Como de praxe, destaquei o intrépido jornalista Rodrigo Abud para me acompanhar na cobertura do evento. Abud, que de bôbo não tem nada, animou-se e aceitou prontamente meu chamado. Afinal, não é de se desperdiçar a chance de cobrir algo, ou alguma coisa, no funeral, perdão, no carnaval curitibano. Ainda mais numa festa de garotas de programa, onde as chances de cobertura, em cash ou não, aumentam consideravelmente. Abaixo, nossas impressões sobre o Bem Bolada 2004.

Chegando ao evento eu e Abud constatamos que, caso não rolasse o famoso trenzinho de carnaval, certamente as risadas estavam garantidas. Já na portaria do Crystal Palace a fauna humana exuberante e exótica dava o ar da graça, provando ser o Bem Bolada um evento para uma platéia selecionada. Em meio a um público majoritariamente masculino, destacavam-se tiozões exalando naftalina, jovens ouriçados e vovôs-garoto, não me perguntem como, muito bem acompanhados. Algumas moças sozinhas também decoravam o ambiente, todas com o pecado estampado na face. Mais adiante, no transcorrer do desfile, descobriríamos que não só a fauna, mas também a flora do local era bastante exuberante. Mas isso é assunto para algumas linhas abaixo.
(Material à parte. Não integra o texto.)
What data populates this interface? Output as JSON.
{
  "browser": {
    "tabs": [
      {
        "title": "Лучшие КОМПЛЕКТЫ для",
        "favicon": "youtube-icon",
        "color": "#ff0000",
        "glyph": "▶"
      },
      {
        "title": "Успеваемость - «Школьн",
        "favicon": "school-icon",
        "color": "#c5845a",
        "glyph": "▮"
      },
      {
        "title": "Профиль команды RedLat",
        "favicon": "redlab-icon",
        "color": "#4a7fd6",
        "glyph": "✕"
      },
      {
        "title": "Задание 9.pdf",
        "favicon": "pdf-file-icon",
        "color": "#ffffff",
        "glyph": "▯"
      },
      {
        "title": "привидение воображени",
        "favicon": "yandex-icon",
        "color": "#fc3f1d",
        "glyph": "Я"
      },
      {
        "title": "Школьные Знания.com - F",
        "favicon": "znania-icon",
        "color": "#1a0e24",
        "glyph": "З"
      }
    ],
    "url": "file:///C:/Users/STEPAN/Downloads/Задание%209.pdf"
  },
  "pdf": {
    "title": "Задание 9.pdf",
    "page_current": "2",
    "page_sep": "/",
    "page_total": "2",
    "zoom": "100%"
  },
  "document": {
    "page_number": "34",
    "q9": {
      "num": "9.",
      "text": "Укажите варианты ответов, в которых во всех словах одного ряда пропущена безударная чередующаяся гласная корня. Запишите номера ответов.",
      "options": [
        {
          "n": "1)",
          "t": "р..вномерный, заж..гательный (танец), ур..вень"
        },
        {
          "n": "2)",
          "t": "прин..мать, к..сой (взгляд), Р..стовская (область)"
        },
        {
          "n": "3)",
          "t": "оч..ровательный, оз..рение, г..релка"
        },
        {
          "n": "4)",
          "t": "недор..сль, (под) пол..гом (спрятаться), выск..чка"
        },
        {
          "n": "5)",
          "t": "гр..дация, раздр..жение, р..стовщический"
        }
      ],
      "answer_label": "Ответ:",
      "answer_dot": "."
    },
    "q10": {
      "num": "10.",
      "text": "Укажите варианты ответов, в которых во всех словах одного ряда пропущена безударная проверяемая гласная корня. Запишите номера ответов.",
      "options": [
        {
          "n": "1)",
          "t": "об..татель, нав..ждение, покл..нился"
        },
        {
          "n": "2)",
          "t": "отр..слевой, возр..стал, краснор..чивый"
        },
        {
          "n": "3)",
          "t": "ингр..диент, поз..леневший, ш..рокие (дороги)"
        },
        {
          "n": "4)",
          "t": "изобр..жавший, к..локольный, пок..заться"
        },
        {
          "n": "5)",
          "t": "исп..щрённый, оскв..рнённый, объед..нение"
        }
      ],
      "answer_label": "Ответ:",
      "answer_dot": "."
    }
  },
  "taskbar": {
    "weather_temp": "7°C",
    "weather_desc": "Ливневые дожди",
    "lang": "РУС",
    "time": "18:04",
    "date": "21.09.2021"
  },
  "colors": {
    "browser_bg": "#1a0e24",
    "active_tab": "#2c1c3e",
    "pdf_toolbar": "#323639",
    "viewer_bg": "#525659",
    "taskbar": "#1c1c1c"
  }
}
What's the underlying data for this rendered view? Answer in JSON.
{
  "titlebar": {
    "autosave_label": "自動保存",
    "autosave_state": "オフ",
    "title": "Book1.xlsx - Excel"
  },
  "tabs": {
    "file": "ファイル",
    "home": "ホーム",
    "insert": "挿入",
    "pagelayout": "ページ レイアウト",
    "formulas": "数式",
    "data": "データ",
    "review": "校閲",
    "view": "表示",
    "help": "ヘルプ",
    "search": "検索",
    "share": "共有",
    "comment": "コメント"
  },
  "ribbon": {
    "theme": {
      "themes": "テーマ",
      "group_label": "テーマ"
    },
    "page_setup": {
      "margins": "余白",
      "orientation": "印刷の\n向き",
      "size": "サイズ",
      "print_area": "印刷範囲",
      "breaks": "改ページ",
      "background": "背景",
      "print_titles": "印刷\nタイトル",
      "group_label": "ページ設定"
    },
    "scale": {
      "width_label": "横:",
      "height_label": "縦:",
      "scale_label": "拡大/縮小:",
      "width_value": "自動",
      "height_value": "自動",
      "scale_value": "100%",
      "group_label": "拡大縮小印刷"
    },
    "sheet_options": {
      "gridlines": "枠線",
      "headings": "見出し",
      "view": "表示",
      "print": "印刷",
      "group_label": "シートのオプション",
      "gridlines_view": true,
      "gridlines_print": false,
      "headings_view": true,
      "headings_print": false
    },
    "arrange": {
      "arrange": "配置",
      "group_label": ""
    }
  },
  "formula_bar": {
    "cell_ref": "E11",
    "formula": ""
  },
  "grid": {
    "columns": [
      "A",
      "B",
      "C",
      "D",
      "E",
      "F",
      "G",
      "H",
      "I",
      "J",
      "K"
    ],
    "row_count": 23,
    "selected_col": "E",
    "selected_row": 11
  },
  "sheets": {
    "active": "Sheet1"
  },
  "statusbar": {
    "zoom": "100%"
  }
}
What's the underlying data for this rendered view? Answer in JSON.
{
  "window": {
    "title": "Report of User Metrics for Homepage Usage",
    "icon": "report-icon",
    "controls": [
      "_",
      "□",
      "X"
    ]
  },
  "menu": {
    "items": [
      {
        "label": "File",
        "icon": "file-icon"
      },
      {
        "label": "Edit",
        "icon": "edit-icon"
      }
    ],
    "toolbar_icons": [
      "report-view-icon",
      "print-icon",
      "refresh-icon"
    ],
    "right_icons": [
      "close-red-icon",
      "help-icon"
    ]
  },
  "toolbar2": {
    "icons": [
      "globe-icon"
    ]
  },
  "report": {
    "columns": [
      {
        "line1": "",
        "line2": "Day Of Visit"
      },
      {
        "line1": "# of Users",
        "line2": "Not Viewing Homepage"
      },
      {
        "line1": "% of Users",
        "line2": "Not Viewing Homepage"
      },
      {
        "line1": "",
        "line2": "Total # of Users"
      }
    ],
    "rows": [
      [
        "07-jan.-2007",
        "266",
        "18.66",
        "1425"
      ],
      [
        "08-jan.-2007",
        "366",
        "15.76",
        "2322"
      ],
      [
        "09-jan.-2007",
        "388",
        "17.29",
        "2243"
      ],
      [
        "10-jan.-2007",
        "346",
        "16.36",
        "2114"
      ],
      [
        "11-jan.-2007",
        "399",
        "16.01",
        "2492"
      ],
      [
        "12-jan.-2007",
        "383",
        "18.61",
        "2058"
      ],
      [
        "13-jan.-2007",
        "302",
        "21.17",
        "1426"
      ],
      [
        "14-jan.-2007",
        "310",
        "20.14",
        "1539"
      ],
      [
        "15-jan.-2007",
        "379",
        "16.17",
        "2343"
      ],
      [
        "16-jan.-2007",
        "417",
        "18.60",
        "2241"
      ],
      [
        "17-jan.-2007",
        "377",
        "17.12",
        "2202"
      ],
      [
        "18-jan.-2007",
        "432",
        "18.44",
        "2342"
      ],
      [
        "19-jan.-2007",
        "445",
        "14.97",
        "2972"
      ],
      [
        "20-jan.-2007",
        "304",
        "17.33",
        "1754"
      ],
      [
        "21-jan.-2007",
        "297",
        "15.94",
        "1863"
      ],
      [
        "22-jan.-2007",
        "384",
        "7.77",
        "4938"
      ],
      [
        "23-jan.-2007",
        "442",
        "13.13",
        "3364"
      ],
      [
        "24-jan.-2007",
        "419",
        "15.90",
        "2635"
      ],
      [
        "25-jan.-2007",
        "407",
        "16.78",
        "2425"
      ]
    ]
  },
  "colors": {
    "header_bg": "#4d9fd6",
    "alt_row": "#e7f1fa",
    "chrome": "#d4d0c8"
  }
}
Opositor que sou do corporativismo no jornalismo brasileiro, adentrei ao recinto sem fazer uso da minha carteira do Sindicato dos Jornalistas, a qual não possuo e nem faço questã. Paguei ingresso como todos os mortais, devidamente bonificado pelo recorte da Tribuna. Abud e eu concordamos que 10 mangos tratava-se de um preço justo para um evento de tamanha magnitude. Além do mais, quitando o ingresso estaríamos contribuindo para a manutenção do Bem Bolada como o bastião da marotagem no carnaval curitibano.

Passando pela revista, sentimos o bafo de zona que se adonava das dependências do Crystal Palace, fenômeno normal em se tratando da natureza do concurso. Em tempo, louve-se a disposição e o profissionalismo dos seguranças em apalpar uma rapaziada excitadíssima para apreciar as candidatas. Como bons pândegos, eu e Abud caímos matando na pista de dança, recepcionados pela tecnêra irada que bombava dos alto-falantes.

Depois de nos esbaldarmos com os hits eletrônicos mais cafajestes da night, bailamos ao som da banda residente do Crystal Palace. Não me recordo o nome do grupo, uma sub-banda de formatura, daquelas que tocam a nata das músicas lamentáveis do rádio para os mais novos profissionais consagrarem seu futuro desemprego. Lembro-me apenas de um belíssimo afro-brasileiro arrepiando, pra variar, no contra-baixo. Muita porcaria e algumas saudosas marchinhas depois, Cândido de Oliveira subiu ao palco para dar início aos trabalhos do Bem Bolada 2004.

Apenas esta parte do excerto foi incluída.